Я уплатил по счету и сунул ему лишнюю десятку. Альберт ее не отверг. Пиколик, наблюдавший за всем этим, подбежал, захлопнул дверь. Брякнула цепь, скрипнул ключ в замке. Ключ из замка не вынули.

Я прошел мимо каких-то людей, они на меня оглянулись.

Я шагал быстро. И думал: вот хорошо, никому не должен.

Нигде и ничто меня не согревало. Стал вспоминать, бывало ли, чтоб я когда-нибудь ушел, не заплатив. Не мог вспомнить. Всегда я платил по счету — и за развлечения, и за супружество. Женщин я любил, но ухаживать за ними мне было некогда. Со стороны казалось, будто я их не ценю. Но если б я не ценил их, то не ценил бы и саму жизнь. Я возмущался, когда Эва вымогала у меня слова любви, я в жизни не умел произносить их. Читая такие вещи в книгах, я смеялся. Слышать о них не желал.

Я всегда готов платить за то, что мне довелось узнать. Удовлетворение от того, что ты никому не должен, приходит позднее. Меня мало кто любит, зато многие терпеть не могут. Кое-кто из них утверждает, что трудится, но это сплошное притворство, удерживает их одна лишь платежная ведомость. А я хотел бы, чтобы все это было естественной потребностью. Любовь и труд. Взаимная обусловленность этих двух понятий для меня столь же неопровержима, как взаимная обусловленность зимы и снега.
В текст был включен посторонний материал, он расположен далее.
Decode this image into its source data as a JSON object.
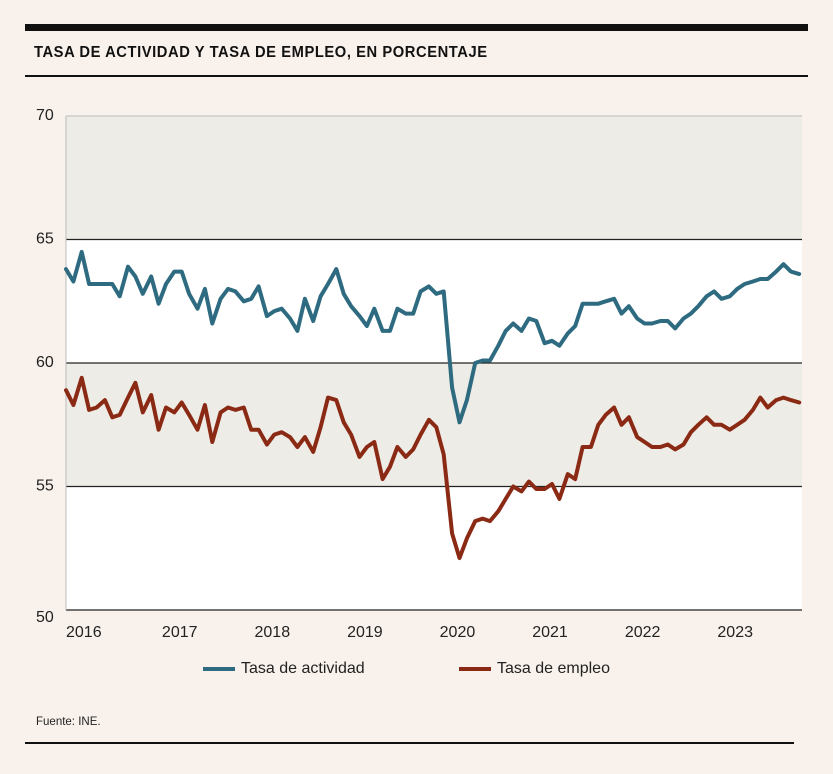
{
  "title": "TASA DE ACTIVIDAD Y TASA DE EMPLEO, EN PORCENTAJE",
  "source": "Fuente: INE.",
  "colors": {
    "background": "#f9f2ec",
    "band": "#eeece6",
    "actividad": "#2e6b80",
    "empleo": "#8b2a14",
    "grid": "#222222"
  },
  "chart_data": {
    "type": "line",
    "title": "TASA DE ACTIVIDAD Y TASA DE EMPLEO, EN PORCENTAJE",
    "xlabel": "",
    "ylabel": "",
    "ylim": [
      50,
      70
    ],
    "yticks": [
      "70",
      "65",
      "60",
      "55",
      "50"
    ],
    "xlim": [
      2016.0,
      2023.95
    ],
    "xticks": [
      "2016",
      "2017",
      "2018",
      "2019",
      "2020",
      "2021",
      "2022",
      "2023"
    ],
    "grid": true,
    "legend": "bottom",
    "series": [
      {
        "name": "Tasa de actividad",
        "color": "#2e6b80",
        "x": [
          2016.0,
          2016.08,
          2016.17,
          2016.25,
          2016.33,
          2016.42,
          2016.5,
          2016.58,
          2016.67,
          2016.75,
          2016.83,
          2016.92,
          2017.0,
          2017.08,
          2017.17,
          2017.25,
          2017.33,
          2017.42,
          2017.5,
          2017.58,
          2017.67,
          2017.75,
          2017.83,
          2017.92,
          2018.0,
          2018.08,
          2018.17,
          2018.25,
          2018.33,
          2018.42,
          2018.5,
          2018.58,
          2018.67,
          2018.75,
          2018.83,
          2018.92,
          2019.0,
          2019.08,
          2019.17,
          2019.25,
          2019.33,
          2019.42,
          2019.5,
          2019.58,
          2019.67,
          2019.75,
          2019.83,
          2019.92,
          2020.0,
          2020.08,
          2020.17,
          2020.25,
          2020.33,
          2020.42,
          2020.5,
          2020.58,
          2020.67,
          2020.75,
          2020.83,
          2020.92,
          2021.0,
          2021.08,
          2021.17,
          2021.25,
          2021.33,
          2021.42,
          2021.5,
          2021.58,
          2021.67,
          2021.75,
          2021.83,
          2021.92,
          2022.0,
          2022.08,
          2022.17,
          2022.25,
          2022.33,
          2022.42,
          2022.5,
          2022.58,
          2022.67,
          2022.75,
          2022.83,
          2022.92,
          2023.0,
          2023.08,
          2023.17,
          2023.25,
          2023.33,
          2023.42,
          2023.5,
          2023.58,
          2023.67,
          2023.75,
          2023.83,
          2023.92
        ],
        "values": [
          63.8,
          63.3,
          64.5,
          63.2,
          63.2,
          63.2,
          63.2,
          62.7,
          63.9,
          63.5,
          62.8,
          63.5,
          62.4,
          63.2,
          63.7,
          63.7,
          62.8,
          62.2,
          63.0,
          61.6,
          62.6,
          63.0,
          62.9,
          62.5,
          62.6,
          63.1,
          61.9,
          62.1,
          62.2,
          61.8,
          61.3,
          62.6,
          61.7,
          62.7,
          63.2,
          63.8,
          62.8,
          62.3,
          61.9,
          61.5,
          62.2,
          61.3,
          61.3,
          62.2,
          62.0,
          62.0,
          62.9,
          63.1,
          62.8,
          62.9,
          59.0,
          57.6,
          58.5,
          60.0,
          60.1,
          60.1,
          60.7,
          61.3,
          61.6,
          61.3,
          61.8,
          61.7,
          60.8,
          60.9,
          60.7,
          61.2,
          61.5,
          62.4,
          62.4,
          62.4,
          62.5,
          62.6,
          62.0,
          62.3,
          61.8,
          61.6,
          61.6,
          61.7,
          61.7,
          61.4,
          61.8,
          62.0,
          62.3,
          62.7,
          62.9,
          62.6,
          62.7,
          63.0,
          63.2,
          63.3,
          63.4,
          63.4,
          63.7,
          64.0,
          63.7,
          63.6
        ]
      },
      {
        "name": "Tasa de empleo",
        "color": "#8b2a14",
        "x": [
          2016.0,
          2016.08,
          2016.17,
          2016.25,
          2016.33,
          2016.42,
          2016.5,
          2016.58,
          2016.67,
          2016.75,
          2016.83,
          2016.92,
          2017.0,
          2017.08,
          2017.17,
          2017.25,
          2017.33,
          2017.42,
          2017.5,
          2017.58,
          2017.67,
          2017.75,
          2017.83,
          2017.92,
          2018.0,
          2018.08,
          2018.17,
          2018.25,
          2018.33,
          2018.42,
          2018.5,
          2018.58,
          2018.67,
          2018.75,
          2018.83,
          2018.92,
          2019.0,
          2019.08,
          2019.17,
          2019.25,
          2019.33,
          2019.42,
          2019.5,
          2019.58,
          2019.67,
          2019.75,
          2019.83,
          2019.92,
          2020.0,
          2020.08,
          2020.17,
          2020.25,
          2020.33,
          2020.42,
          2020.5,
          2020.58,
          2020.67,
          2020.75,
          2020.83,
          2020.92,
          2021.0,
          2021.08,
          2021.17,
          2021.25,
          2021.33,
          2021.42,
          2021.5,
          2021.58,
          2021.67,
          2021.75,
          2021.83,
          2021.92,
          2022.0,
          2022.08,
          2022.17,
          2022.25,
          2022.33,
          2022.42,
          2022.5,
          2022.58,
          2022.67,
          2022.75,
          2022.83,
          2022.92,
          2023.0,
          2023.08,
          2023.17,
          2023.25,
          2023.33,
          2023.42,
          2023.5,
          2023.58,
          2023.67,
          2023.75,
          2023.83,
          2023.92
        ],
        "values": [
          58.9,
          58.3,
          59.4,
          58.1,
          58.2,
          58.5,
          57.8,
          57.9,
          58.6,
          59.2,
          58.0,
          58.7,
          57.3,
          58.2,
          58.0,
          58.4,
          57.9,
          57.3,
          58.3,
          56.8,
          58.0,
          58.2,
          58.1,
          58.2,
          57.3,
          57.3,
          56.7,
          57.1,
          57.2,
          57.0,
          56.6,
          57.0,
          56.4,
          57.4,
          58.6,
          58.5,
          57.6,
          57.1,
          56.2,
          56.6,
          56.8,
          55.3,
          55.8,
          56.6,
          56.2,
          56.5,
          57.1,
          57.7,
          57.4,
          56.3,
          53.1,
          52.1,
          52.9,
          53.6,
          53.7,
          53.6,
          54.0,
          54.5,
          55.0,
          54.8,
          55.2,
          54.9,
          54.9,
          55.1,
          54.5,
          55.5,
          55.3,
          56.6,
          56.6,
          57.5,
          57.9,
          58.2,
          57.5,
          57.8,
          57.0,
          56.8,
          56.6,
          56.6,
          56.7,
          56.5,
          56.7,
          57.2,
          57.5,
          57.8,
          57.5,
          57.5,
          57.3,
          57.5,
          57.7,
          58.1,
          58.6,
          58.2,
          58.5,
          58.6,
          58.5,
          58.4
        ]
      }
    ]
  }
}
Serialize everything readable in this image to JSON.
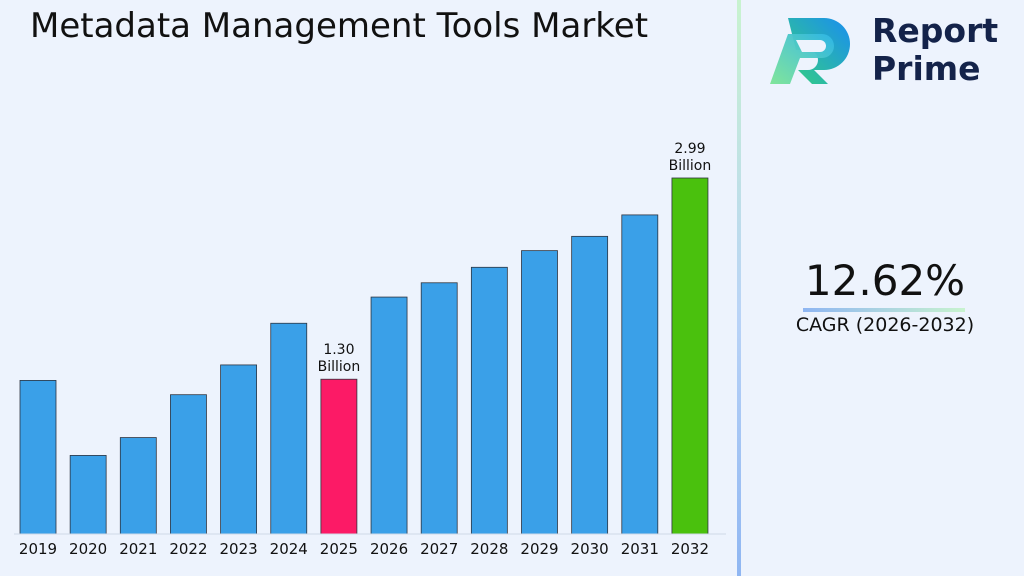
{
  "title": "Metadata Management Tools Market",
  "brand": {
    "line1": "Report",
    "line2": "Prime"
  },
  "cagr": {
    "value": "12.62%",
    "label": "CAGR (2026-2032)"
  },
  "colors": {
    "bar": "#3aa0e8",
    "highlight_base": "#fc1a66",
    "highlight_end": "#4ac10d",
    "background": "#edf3fd"
  },
  "chart_data": {
    "type": "bar",
    "categories": [
      "2019",
      "2020",
      "2021",
      "2022",
      "2023",
      "2024",
      "2025",
      "2026",
      "2027",
      "2028",
      "2029",
      "2030",
      "2031",
      "2032"
    ],
    "values": [
      1.29,
      0.66,
      0.81,
      1.17,
      1.42,
      1.77,
      1.3,
      1.99,
      2.11,
      2.24,
      2.38,
      2.5,
      2.68,
      2.99
    ],
    "annotations": [
      {
        "category": "2025",
        "text": [
          "1.30",
          "Billion"
        ]
      },
      {
        "category": "2032",
        "text": [
          "2.99",
          "Billion"
        ]
      }
    ],
    "highlight": {
      "2025": "highlight_base",
      "2032": "highlight_end"
    },
    "ylim": [
      0,
      3.0
    ],
    "grid": false,
    "legend": "none"
  }
}
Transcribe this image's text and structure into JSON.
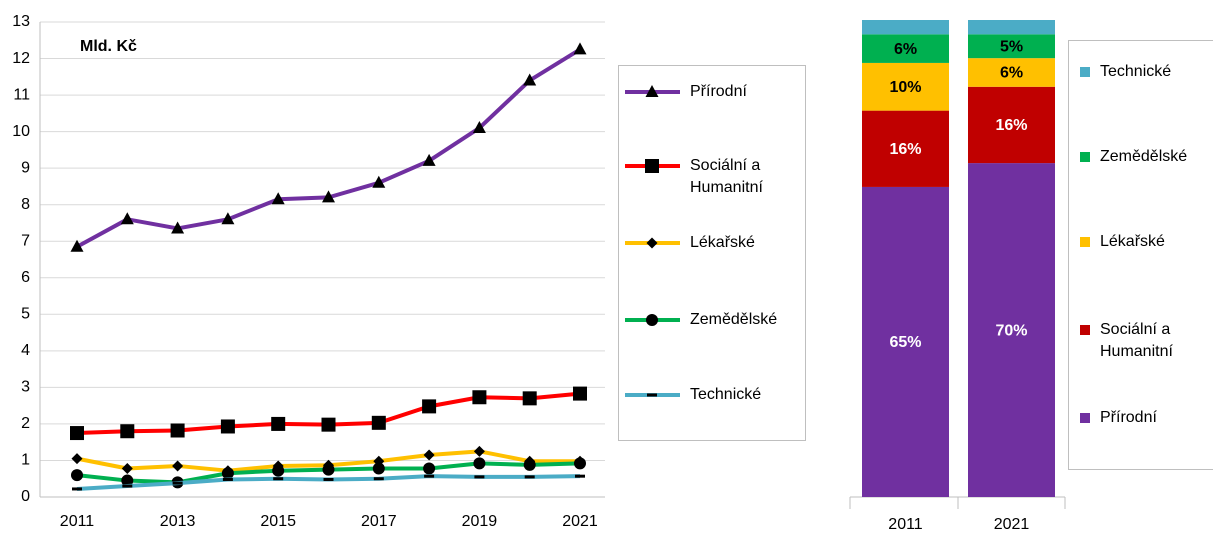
{
  "chart_data": [
    {
      "type": "line",
      "annotation": "Mld. Kč",
      "x": [
        2011,
        2012,
        2013,
        2014,
        2015,
        2016,
        2017,
        2018,
        2019,
        2020,
        2021
      ],
      "xlim": [
        2011,
        2021
      ],
      "xticks": [
        2011,
        2013,
        2015,
        2017,
        2019,
        2021
      ],
      "ylim": [
        0,
        13
      ],
      "yticks": [
        0,
        1,
        2,
        3,
        4,
        5,
        6,
        7,
        8,
        9,
        10,
        11,
        12,
        13
      ],
      "grid": true,
      "legend": "right",
      "series": [
        {
          "name": "Přírodní",
          "color": "#7030a0",
          "marker": "triangle",
          "values": [
            6.85,
            7.6,
            7.35,
            7.6,
            8.15,
            8.2,
            8.6,
            9.2,
            10.1,
            11.4,
            12.25
          ]
        },
        {
          "name": "Sociální a Humanitní",
          "color": "#ff0000",
          "marker": "square",
          "values": [
            1.75,
            1.8,
            1.82,
            1.93,
            2.0,
            1.98,
            2.03,
            2.48,
            2.73,
            2.7,
            2.83
          ]
        },
        {
          "name": "Lékařské",
          "color": "#ffc000",
          "marker": "diamond",
          "values": [
            1.05,
            0.78,
            0.85,
            0.72,
            0.85,
            0.87,
            0.98,
            1.15,
            1.25,
            0.98,
            0.98
          ]
        },
        {
          "name": "Zemědělské",
          "color": "#00b050",
          "marker": "circle",
          "values": [
            0.6,
            0.45,
            0.4,
            0.65,
            0.72,
            0.75,
            0.78,
            0.78,
            0.92,
            0.88,
            0.92
          ]
        },
        {
          "name": "Technické",
          "color": "#4bacc6",
          "marker": "dash",
          "values": [
            0.22,
            0.3,
            0.38,
            0.48,
            0.5,
            0.48,
            0.5,
            0.57,
            0.55,
            0.55,
            0.57
          ]
        }
      ]
    },
    {
      "type": "stacked_bar_100",
      "categories": [
        "2011",
        "2021"
      ],
      "legend": "right",
      "series": [
        {
          "name": "Přírodní",
          "color": "#7030a0",
          "values": [
            65,
            70
          ],
          "value_labels": [
            "65%",
            "70%"
          ]
        },
        {
          "name": "Sociální a Humanitní",
          "color": "#c00000",
          "values": [
            16,
            16
          ],
          "value_labels": [
            "16%",
            "16%"
          ]
        },
        {
          "name": "Lékařské",
          "color": "#ffc000",
          "values": [
            10,
            6
          ],
          "value_labels": [
            "10%",
            "6%"
          ]
        },
        {
          "name": "Zemědělské",
          "color": "#00b050",
          "values": [
            6,
            5
          ],
          "value_labels": [
            "6%",
            "5%"
          ]
        },
        {
          "name": "Technické",
          "color": "#4bacc6",
          "values": [
            3,
            3
          ]
        }
      ]
    }
  ]
}
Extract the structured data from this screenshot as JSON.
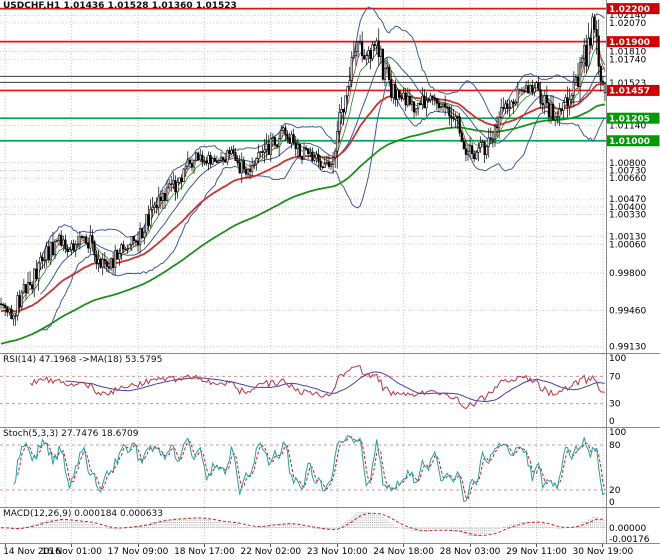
{
  "colors": {
    "bg": "#ffffff",
    "grid": "#c8c8c8",
    "candle": "#000000",
    "bollinger": "#3d5c9e",
    "ma_red": "#d03030",
    "ma_green": "#1d8f1d",
    "hline_red": "#ee1111",
    "hline_green": "#00a651",
    "box_red": "#d40000",
    "box_green": "#009b00",
    "rsi_line": "#c03344",
    "rsi_ma": "#4040b0",
    "level_dash": "#cc9999",
    "stoch_k": "#1fa3a3",
    "stoch_d": "#cc2222",
    "macd_hist": "#ababab",
    "macd_signal": "#cc2222",
    "separator": "#8a8a8a",
    "axis_text": "#000000",
    "support_line": "#3c3c3c"
  },
  "chart_data": {
    "type": "candlestick",
    "symbol": "USDCHF",
    "timeframe": "H1",
    "title_line": "USDCHF,H1 1.01436 1.01528 1.01360 1.01523",
    "last_bar": {
      "open": 1.01436,
      "high": 1.01528,
      "low": 1.0136,
      "close": 1.01523
    },
    "bars": 292,
    "ylim": [
      0.991,
      1.0226
    ],
    "price_path": [
      [
        0,
        0.9952
      ],
      [
        5,
        0.9944
      ],
      [
        10,
        0.996
      ],
      [
        16,
        0.9976
      ],
      [
        22,
        0.9996
      ],
      [
        28,
        1.001
      ],
      [
        34,
        1.0002
      ],
      [
        40,
        1.0016
      ],
      [
        46,
        0.9994
      ],
      [
        52,
        0.9986
      ],
      [
        58,
        1.0001
      ],
      [
        66,
        1.0012
      ],
      [
        74,
        1.0036
      ],
      [
        82,
        1.0056
      ],
      [
        90,
        1.0076
      ],
      [
        96,
        1.0086
      ],
      [
        104,
        1.008
      ],
      [
        112,
        1.0089
      ],
      [
        118,
        1.007
      ],
      [
        124,
        1.0082
      ],
      [
        130,
        1.0096
      ],
      [
        136,
        1.0108
      ],
      [
        142,
        1.0098
      ],
      [
        148,
        1.0086
      ],
      [
        154,
        1.0078
      ],
      [
        160,
        1.0081
      ],
      [
        164,
        1.0126
      ],
      [
        168,
        1.0166
      ],
      [
        172,
        1.019
      ],
      [
        176,
        1.0177
      ],
      [
        180,
        1.0188
      ],
      [
        184,
        1.0164
      ],
      [
        188,
        1.0146
      ],
      [
        194,
        1.0138
      ],
      [
        200,
        1.0128
      ],
      [
        206,
        1.0141
      ],
      [
        212,
        1.0132
      ],
      [
        218,
        1.012
      ],
      [
        224,
        1.0096
      ],
      [
        228,
        1.0086
      ],
      [
        232,
        1.0093
      ],
      [
        238,
        1.0113
      ],
      [
        244,
        1.0131
      ],
      [
        250,
        1.0143
      ],
      [
        256,
        1.0149
      ],
      [
        262,
        1.0133
      ],
      [
        268,
        1.0119
      ],
      [
        274,
        1.0141
      ],
      [
        278,
        1.0156
      ],
      [
        282,
        1.0181
      ],
      [
        285,
        1.0206
      ],
      [
        287,
        1.0196
      ],
      [
        289,
        1.0166
      ],
      [
        291,
        1.0152
      ]
    ],
    "y_axis_labels": [
      "1.02140",
      "1.02070",
      "1.01810",
      "1.01740",
      "1.01140",
      "1.00800",
      "1.00730",
      "1.00660",
      "1.00470",
      "1.00400",
      "1.00330",
      "1.00130",
      "1.00060",
      "0.99800",
      "0.99460",
      "0.99130"
    ],
    "current_price": {
      "label": "1.01523",
      "value": 1.01523
    },
    "support_lines": [
      1.01585,
      1.0153
    ],
    "hlines": [
      {
        "price": 1.022,
        "label": "1.02200",
        "color": "red"
      },
      {
        "price": 1.019,
        "label": "1.01900",
        "color": "red"
      },
      {
        "price": 1.01457,
        "label": "1.01457",
        "color": "red"
      },
      {
        "price": 1.01205,
        "label": "1.01205",
        "color": "green"
      },
      {
        "price": 1.01,
        "label": "1.01000",
        "color": "green"
      }
    ],
    "x_labels": [
      {
        "text": "14 Nov 2016",
        "bar": 2
      },
      {
        "text": "16 Nov 01:00",
        "bar": 34
      },
      {
        "text": "17 Nov 09:00",
        "bar": 66
      },
      {
        "text": "18 Nov 17:00",
        "bar": 98
      },
      {
        "text": "22 Nov 02:00",
        "bar": 130
      },
      {
        "text": "23 Nov 10:00",
        "bar": 162
      },
      {
        "text": "24 Nov 18:00",
        "bar": 194
      },
      {
        "text": "28 Nov 03:00",
        "bar": 226
      },
      {
        "text": "29 Nov 11:00",
        "bar": 258
      },
      {
        "text": "30 Nov 19:00",
        "bar": 290
      }
    ],
    "indicators": {
      "rsi": {
        "label": "RSI(14) 47.1968 ->MA(18) 53.5795",
        "period": 14,
        "ma_period": 18,
        "levels": [
          70,
          30
        ],
        "axis_labels": [
          "100",
          "70",
          "30",
          "0"
        ]
      },
      "stoch": {
        "label": "Stoch(5,3,3) 27.7476 18.6709",
        "k": 5,
        "slowing": 3,
        "d": 3,
        "levels": [
          80,
          20
        ],
        "axis_labels": [
          "100",
          "80",
          "20",
          "0"
        ]
      },
      "macd": {
        "label": "MACD(12,26,9) 0.000184 0.000633",
        "fast": 12,
        "slow": 26,
        "signal": 9,
        "axis_labels": [
          {
            "text": "0.00000",
            "value": 0
          },
          {
            "text": "-0.00176",
            "value": -0.00176
          }
        ]
      }
    },
    "render_hints": {
      "bollinger_period": 20,
      "bollinger_dev": 2,
      "ma_mid_period": 48,
      "ma_mid_seed": 0.9945,
      "ma_slow_period": 120,
      "ma_slow_seed": 0.9915,
      "ma_fast_red": 5,
      "ma_fast_green": 10,
      "seed": 42
    }
  }
}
Старый Макс шумно хохочет, он захмелел и сейчас, сидя в чьей-нибудь кухне, вспоминает старые времена. Толкует о дороге в Льготу, о своем почетном гражданстве. Вспоминать приятно, но — воспоминания убили уже столько сил…

Несколько лет назад, на двенадцатом году супружества, Эва сказала как-то, что достала для нас двоих путевку к морю. Сначала я делал вид, будто не слышу, потом согласился поехать. Однако в конце июля навалилось много работы. Надо было ремонтировать мост через Тихавку, и мои дорожники зашивались. Я отказался ехать. Эва взбеленилась. Помню, она заявила тогда, что ненавидит меня всей душой. Уехала одна. Вернулась загорелая, улыбающаяся. Смотрела мне в глаза, не видя меня. На берегу игривых волн она познакомилась с неким блондином из нашего города, я довольно хорошо знал его. Даже несколько раз встречался по делам службы.

Я всегда старался сразу платить по счету. И должникам моим следовало бы отвечать тем же. Илона говорила, что некоторые люди не понимают моего поведения, а Обадал рассказал о «леснике». Весело. Но за веселостью — горечь.